あなたには「吟遊詩人クラス」の担当教師になってもらいたいのです」
「僕が教師に?僕を退学にした学院長が…一体、どういう風の吹き回しだい?」
「理由は…私の武具工房に行ってから説明します」

「あなたが学院を去ってから、楽器になりたがる子(武装原石)が急増したの。
ナローケイ現象の影響で異世界クラスが新設される前から吟遊詩人クラスの人数が増えたわ。

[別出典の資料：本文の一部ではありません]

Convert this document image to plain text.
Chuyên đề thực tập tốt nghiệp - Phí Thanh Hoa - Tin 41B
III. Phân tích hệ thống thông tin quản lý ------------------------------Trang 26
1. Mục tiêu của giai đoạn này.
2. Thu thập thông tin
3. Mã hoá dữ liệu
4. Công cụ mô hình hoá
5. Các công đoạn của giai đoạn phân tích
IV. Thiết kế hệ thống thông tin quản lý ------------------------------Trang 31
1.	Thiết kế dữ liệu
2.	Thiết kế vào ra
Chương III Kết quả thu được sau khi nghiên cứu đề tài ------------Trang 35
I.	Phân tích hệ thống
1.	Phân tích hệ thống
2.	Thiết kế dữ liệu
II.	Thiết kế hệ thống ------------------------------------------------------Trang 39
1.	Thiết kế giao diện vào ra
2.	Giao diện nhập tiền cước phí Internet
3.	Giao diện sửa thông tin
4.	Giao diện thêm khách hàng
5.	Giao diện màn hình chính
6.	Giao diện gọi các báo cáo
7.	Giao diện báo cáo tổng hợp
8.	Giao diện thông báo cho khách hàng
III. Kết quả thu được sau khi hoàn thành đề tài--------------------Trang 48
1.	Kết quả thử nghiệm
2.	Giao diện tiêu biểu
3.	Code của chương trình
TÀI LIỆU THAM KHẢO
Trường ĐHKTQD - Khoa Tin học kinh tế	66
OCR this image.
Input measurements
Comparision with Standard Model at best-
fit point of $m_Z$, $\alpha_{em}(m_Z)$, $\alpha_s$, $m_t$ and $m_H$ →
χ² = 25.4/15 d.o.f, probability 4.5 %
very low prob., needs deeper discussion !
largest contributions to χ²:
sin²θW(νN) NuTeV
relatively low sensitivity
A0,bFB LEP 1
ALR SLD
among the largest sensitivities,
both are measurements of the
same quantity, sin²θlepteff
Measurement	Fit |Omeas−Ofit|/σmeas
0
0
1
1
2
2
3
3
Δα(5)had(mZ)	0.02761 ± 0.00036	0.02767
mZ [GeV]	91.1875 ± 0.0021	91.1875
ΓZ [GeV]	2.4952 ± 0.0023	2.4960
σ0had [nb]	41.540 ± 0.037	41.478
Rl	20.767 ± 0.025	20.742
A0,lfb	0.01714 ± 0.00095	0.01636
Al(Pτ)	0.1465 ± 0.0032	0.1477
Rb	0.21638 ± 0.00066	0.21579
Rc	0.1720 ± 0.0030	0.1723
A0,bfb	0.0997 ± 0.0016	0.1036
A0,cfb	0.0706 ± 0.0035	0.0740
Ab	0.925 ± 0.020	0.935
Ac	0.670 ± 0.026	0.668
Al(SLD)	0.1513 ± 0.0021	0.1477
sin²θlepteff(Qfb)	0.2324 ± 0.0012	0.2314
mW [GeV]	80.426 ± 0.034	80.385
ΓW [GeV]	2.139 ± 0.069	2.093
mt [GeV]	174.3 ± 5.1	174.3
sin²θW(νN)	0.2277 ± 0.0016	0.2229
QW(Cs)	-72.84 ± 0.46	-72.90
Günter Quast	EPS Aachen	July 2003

例の事件が一人歩きしてあなたに憧れる生徒たちが出始めたからよ。
あなたが在学中の時は、吟遊詩人クラスすらなかったというのにね。
それに、創成された楽器たちがあなたの笛の音を聞きたいって言うのよ。聞かせてあげて」
「分かりました…」ブランはフルートを吹いて音色を奏でる。
楽器たちは嬉しそうに光り、ブランの周囲をグルグル回り始めた。
「いいよ、吟遊詩人クラスの担当教師になっても構わないよ。ただし、ひとつ条件がある」
「条件?」
「今、学院に残っている生徒さんたちを何人か貸してもらえないか?
ゴールドピーマンに囲まれて難儀しているメンドーサ隊に人を回したいんだ」
「ゴールドピーマン…ああ、もうそんな時期なのね。分かったわ、許可します。
ただし、生徒に声掛けるのは自分でやってね」
「ありがとうございます。では、さっそく…」
「待ちなさい、ブラン!声掛けついでに生徒を口説かないように。
あと、娘のティルトに手を出したら承知しませんよ?」
トルテ学院長は、ブランにきっちり釘を刺した。